Stärkste Armee Europas: Berlin werde die eigenen Verpflichtungen in der Nato erfüllen. Die Bundesregierung werde alle finanziellen Mittel zur Verfügung stellen, die die Bundeswehr benötige, um „konventionell zur stärksten Armee Europas“ zu werden. „Das erwarten auch unsere Freunde und Partner von uns, mehr noch, sie fordern es geradezu ein“, sagte Merz.
Dann: Wirtschaft. Die deutsche Wirtschaft sei noch in großen Teilen wettbewerbsfähig, die Rahmenbedingungen aber nicht mehr. Merz will die Wirtschaft auf Kurs bringen, indem er investiert und reformiert. Dafür brauche es öffentliche und private Investitionen. Erste Maßnahmen werde die Regierung „schon bald“ verabschieden. Beim Sondervermögen – für diese Legislatur seien bis zu 150 Milliarden Euro geplant – müsse man gleichwohl „äußerst behutsam“ mit den Schulden umgehen.
Weitere Punkte: Bürokratieabbau, eine „Hightech-Agenda“ zur Förderung von Spitzentechnologien, die Vereinfachung von Gründungen, die Förderung des offenen Handels. „Im Sinne eines strategischen De-Riskings werden wir einseitige Abhängigkeiten weiter abbauen“, sagte er. Dafür sei es umso wichtiger, neue Handelspartner zu finden. Explizit nannte Merz den afrikanischen Kontinent und die dynamischen Volkswirtschaften Asiens. Auch eine vertiefte Zusammenarbeit mit Großbritannien betonte er.
Nächster Halt: Energie. „An den deutschen, den europäischen und den internationalen Klimazielen halten wir fest“, leitete Merz ein. Um sie zu erreichen, werde die Regierung aber neue Wege einschlagen: vorrangig die CO₂-Bepreisung. „Die Einnahmen daraus werden wir nicht im Staatshaushalt vereinnahmen, sondern gezielt an die Wirtschaft und die Bürgerinnen und Bürger zurückgeben“, sagte er. Konkreter wurde er nicht.
Erster Schritt: die Senkung der Stromsteuer. Hinzu kämen dann Entlastungen bei den Netzentgelten und die Ermöglichung der Abscheidung und Speicherung von Kohlendioxid. Auch soll die wöchentliche Höchstarbeitszeit kommen. Sobald es finanziell drin sei, würden auch „ganz gezielt die Bezieher kleiner und mittlerer Einkommen bei der Einkommensteuer“ entlastet werden. Weitere Punkte: Grundsicherung statt Bürgergeld, bezahlbare Mieten, die Erhaltung des ländlichen Raums.

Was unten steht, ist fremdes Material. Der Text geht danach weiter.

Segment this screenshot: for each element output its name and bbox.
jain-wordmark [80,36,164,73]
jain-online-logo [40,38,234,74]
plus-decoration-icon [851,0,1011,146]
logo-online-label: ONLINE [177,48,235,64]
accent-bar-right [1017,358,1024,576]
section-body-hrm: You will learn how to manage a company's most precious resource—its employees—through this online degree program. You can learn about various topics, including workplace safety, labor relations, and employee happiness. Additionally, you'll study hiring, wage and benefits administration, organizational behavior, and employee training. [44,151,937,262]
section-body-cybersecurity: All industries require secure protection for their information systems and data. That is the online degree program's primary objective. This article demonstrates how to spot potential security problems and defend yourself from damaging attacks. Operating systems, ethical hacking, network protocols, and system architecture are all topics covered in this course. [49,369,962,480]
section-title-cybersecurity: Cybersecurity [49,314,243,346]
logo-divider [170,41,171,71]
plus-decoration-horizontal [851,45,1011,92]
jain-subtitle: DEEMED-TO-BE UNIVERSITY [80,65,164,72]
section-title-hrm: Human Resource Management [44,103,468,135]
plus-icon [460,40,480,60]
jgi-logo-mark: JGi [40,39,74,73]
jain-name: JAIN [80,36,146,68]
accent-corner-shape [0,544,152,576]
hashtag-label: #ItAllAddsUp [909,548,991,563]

Sicherheit und Staatsraison: „Deutschland ist trotz der verschärften Sicherheitslage nach wie vor ein sicheres Land“, leitete Merz ein. Sicherheitskräfte sollen besser ausgerüstet werden. Deutschland müsse ein Schutzraum sein für Jüdinnen und Juden, dem „unerträglichen Antisemitismus“ wolle man den Kampf ansagen. Existenz und Sicherheit Israels seien Staatsraison. „Wir stehen unverbrüchlich an der Seite Israels“, sagte Merz. Die Regierung unterstütze alle Bemühungen für eine bessere humanitäre Versorgung der Bevölkerung in Gaza, deren Leiden man sehe. Es sei eine „humanitäre Verpflichtung“ aller Beteiligten, sagte Merz, dass eine Hungersnot in der Region schnellstmöglich abgewendet werde.
Einwanderung: Das Thema Migration tauchte erst am Ende auf. „Die in weiten Teilen ungesteuerte Migration hat unsere Gesellschaft in den letzten Jahren überfordert“, sagte Merz. Gleichzeitig sei Deutschland ein Einwanderungsland. Man habe aber laut Merz „zu viel ungesteuerte Einwanderung“ zugelassen und „zu viel gering qualifizierte Migration“ in Arbeitsmarkt und Sicherungssysteme ermöglicht. Migration werde jetzt geordnet. Dabei mache Deutschland laut Merz „keinen nationalen Alleingang“, sondern verhalte sich im Einklang mit europäischem Recht. Überdies werde Berlin auch die Außengrenzstaaten unterstützen.